Arab American technology executive

Zain Masri (Arabic: زين مصري; born February 5, 1992) is an American technology executive known for her contributions to the technology industry. She held various roles including marketing, product strategy and business development across YouTube and Google. Zain is the first woman of Palestinian and Jordanian descent to be named one of Forbes 30 Under 30.

== Early life ==
Zain is an American of Palestinian and Jordanian descent. She was born in Fairfax, Virginia. She is the eldest of four children. Her parents immigrated to the United States in the 1980s.

== Career ==
In 2014, Zain joined Google as an intern. Over the years, she held key executive roles at several technology companies, including YouTube and Google. She has led the launch of a number of initiatives to promote digital literacy and economic empowerment for women in the Arab world. Zain was recognized for launching Maharat min Google, a digital skills education program that has helped nearly 1 million people in the MENA region gain the skills they need to succeed in the digital economy. She also led the launch of YouTube Batala, a content hub featuring hundreds of female creators from the Arab world. The programs have been recognised by governments, businesses, and civil society organizations for their impact on women's economic empowerment.
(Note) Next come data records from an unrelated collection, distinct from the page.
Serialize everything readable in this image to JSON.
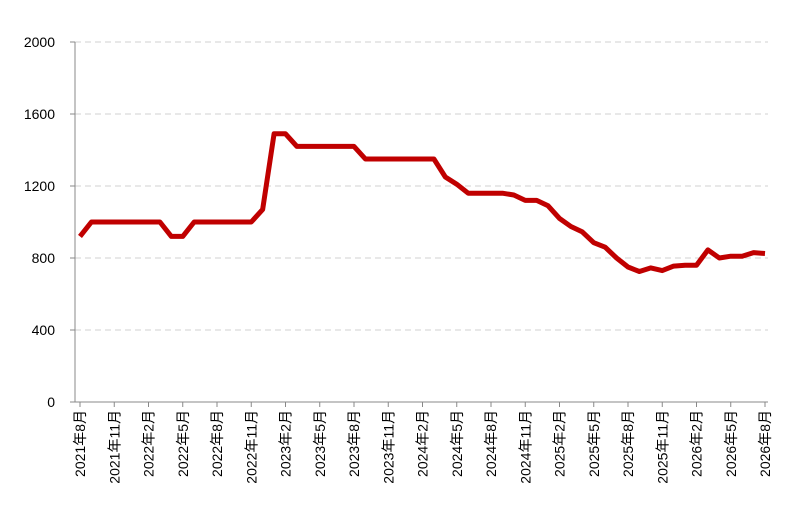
{
  "chart_data": {
    "type": "line",
    "categories": [
      "2021年8月",
      null,
      null,
      "2021年11月",
      null,
      null,
      "2022年2月",
      null,
      null,
      "2022年5月",
      null,
      null,
      "2022年8月",
      null,
      null,
      "2022年11月",
      null,
      null,
      "2023年2月",
      null,
      null,
      "2023年5月",
      null,
      null,
      "2023年8月",
      null,
      null,
      "2023年11月",
      null,
      null,
      "2024年2月",
      null,
      null,
      "2024年5月",
      null,
      null,
      "2024年8月",
      null,
      null,
      "2024年11月",
      null,
      null,
      "2025年2月",
      null,
      null,
      "2025年5月",
      null,
      null,
      "2025年8月",
      null,
      null,
      "2025年11月",
      null,
      null,
      "2026年2月",
      null,
      null,
      "2026年5月",
      null,
      null,
      "2026年8月"
    ],
    "values": [
      920,
      1000,
      1000,
      1000,
      1000,
      1000,
      1000,
      1000,
      920,
      920,
      1000,
      1000,
      1000,
      1000,
      1000,
      1000,
      1070,
      1490,
      1490,
      1420,
      1420,
      1420,
      1420,
      1420,
      1420,
      1350,
      1350,
      1350,
      1350,
      1350,
      1350,
      1350,
      1250,
      1210,
      1160,
      1160,
      1160,
      1160,
      1150,
      1120,
      1120,
      1090,
      1020,
      975,
      945,
      885,
      860,
      800,
      750,
      725,
      745,
      730,
      755,
      760,
      760,
      845,
      800,
      810,
      810,
      830,
      825
    ],
    "color": "#c00000",
    "ylim": [
      0,
      2000
    ],
    "yticks": [
      0,
      400,
      800,
      1200,
      1600,
      2000
    ],
    "grid": true
  }
}
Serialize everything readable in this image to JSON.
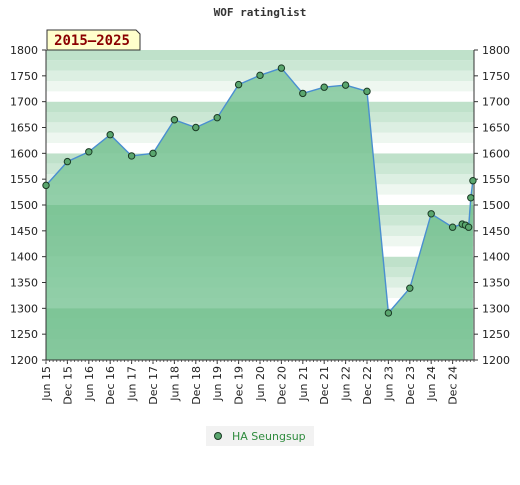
{
  "chart_data": {
    "type": "area",
    "title": "WOF ratinglist",
    "date_range_badge": "2015–2025",
    "ylim": [
      1200,
      1800
    ],
    "yticks": [
      1200,
      1250,
      1300,
      1350,
      1400,
      1450,
      1500,
      1550,
      1600,
      1650,
      1700,
      1750,
      1800
    ],
    "x_ticks": [
      "Jun 15",
      "Dec 15",
      "Jun 16",
      "Dec 16",
      "Jun 17",
      "Dec 17",
      "Jun 18",
      "Dec 18",
      "Jun 19",
      "Dec 19",
      "Jun 20",
      "Dec 20",
      "Jun 21",
      "Dec 21",
      "Jun 22",
      "Dec 22",
      "Jun 23",
      "Dec 23",
      "Jun 24",
      "Dec 24"
    ],
    "grid": true,
    "legend_position": "bottom-center",
    "series": [
      {
        "name": "HA Seungsup",
        "color": "#4a8fd0",
        "fill": "#7fc79a",
        "x": [
          0,
          1,
          2,
          3,
          4,
          5,
          6,
          7,
          8,
          9,
          10,
          11,
          12,
          13,
          14,
          15,
          16,
          17,
          18,
          19,
          19.45,
          19.6,
          19.75,
          19.85,
          19.95
        ],
        "values": [
          1538,
          1584,
          1603,
          1636,
          1595,
          1600,
          1665,
          1650,
          1669,
          1733,
          1751,
          1765,
          1716,
          1728,
          1732,
          1720,
          1291,
          1339,
          1483,
          1457,
          1463,
          1461,
          1457,
          1514,
          1547
        ]
      }
    ]
  }
}
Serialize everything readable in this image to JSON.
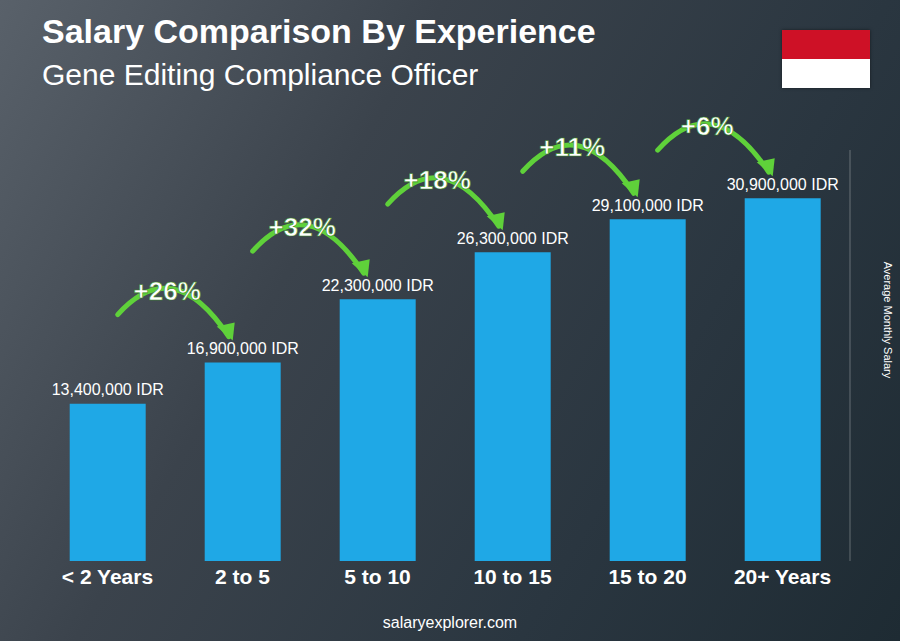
{
  "chart_data": {
    "type": "bar",
    "title": "Salary Comparison By Experience",
    "subtitle": "Gene Editing Compliance Officer",
    "y_label": "Average Monthly Salary",
    "source": "salaryexplorer.com",
    "categories": [
      "< 2 Years",
      "2 to 5",
      "5 to 10",
      "10 to 15",
      "15 to 20",
      "20+ Years"
    ],
    "values": [
      13400000,
      16900000,
      22300000,
      26300000,
      29100000,
      30900000
    ],
    "value_labels": [
      "13,400,000 IDR",
      "16,900,000 IDR",
      "22,300,000 IDR",
      "26,300,000 IDR",
      "29,100,000 IDR",
      "30,900,000 IDR"
    ],
    "data_labels": true,
    "color": "#1fa8e6",
    "ylim": [
      0,
      35000000
    ],
    "tick_labels": "x",
    "grid": false,
    "annotations": [
      {
        "text": "+26%",
        "from": "< 2 Years",
        "to": "2 to 5"
      },
      {
        "text": "+32%",
        "from": "2 to 5",
        "to": "5 to 10"
      },
      {
        "text": "+18%",
        "from": "5 to 10",
        "to": "10 to 15"
      },
      {
        "text": "+11%",
        "from": "10 to 15",
        "to": "15 to 20"
      },
      {
        "text": "+6%",
        "from": "15 to 20",
        "to": "20+ Years"
      }
    ]
  }
}
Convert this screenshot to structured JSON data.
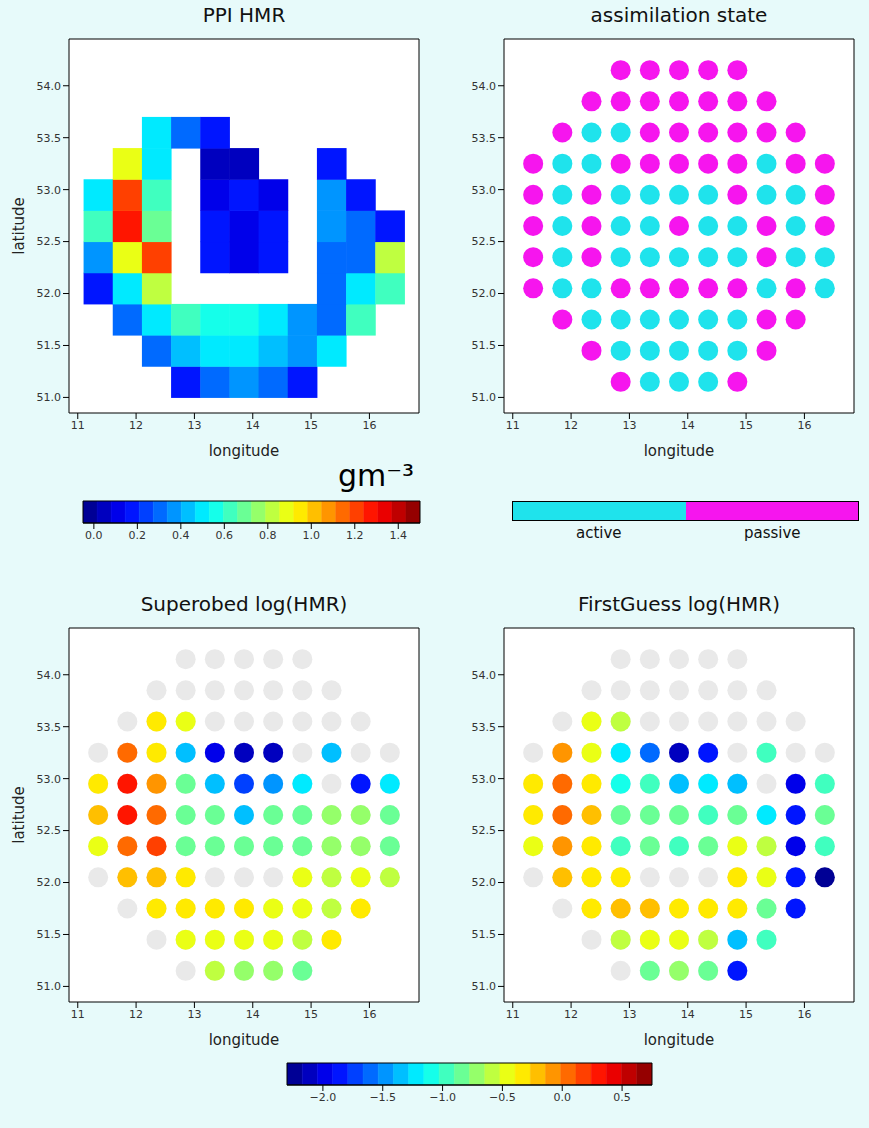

In 2020, Zain became the first woman of Palestinian and Jordanian descent to be named one of Forbes' "30 Under 30". In 2021, she was featured as a documentary subject as part of Sky News Najahouna (Their Success) series. The same year, she became the first Arab woman to be nominated to the ADCOLOR Rockstar Awards, an initiative launched by the ADCOLOR Industry Coalition, to promote increased diversity in the advertising, marketing, and media industries. She also launched Tirazain.com, a digital archive of embroidery from the Arab world with the aim to document embroidery patterns while identifying their origin and making them accessible.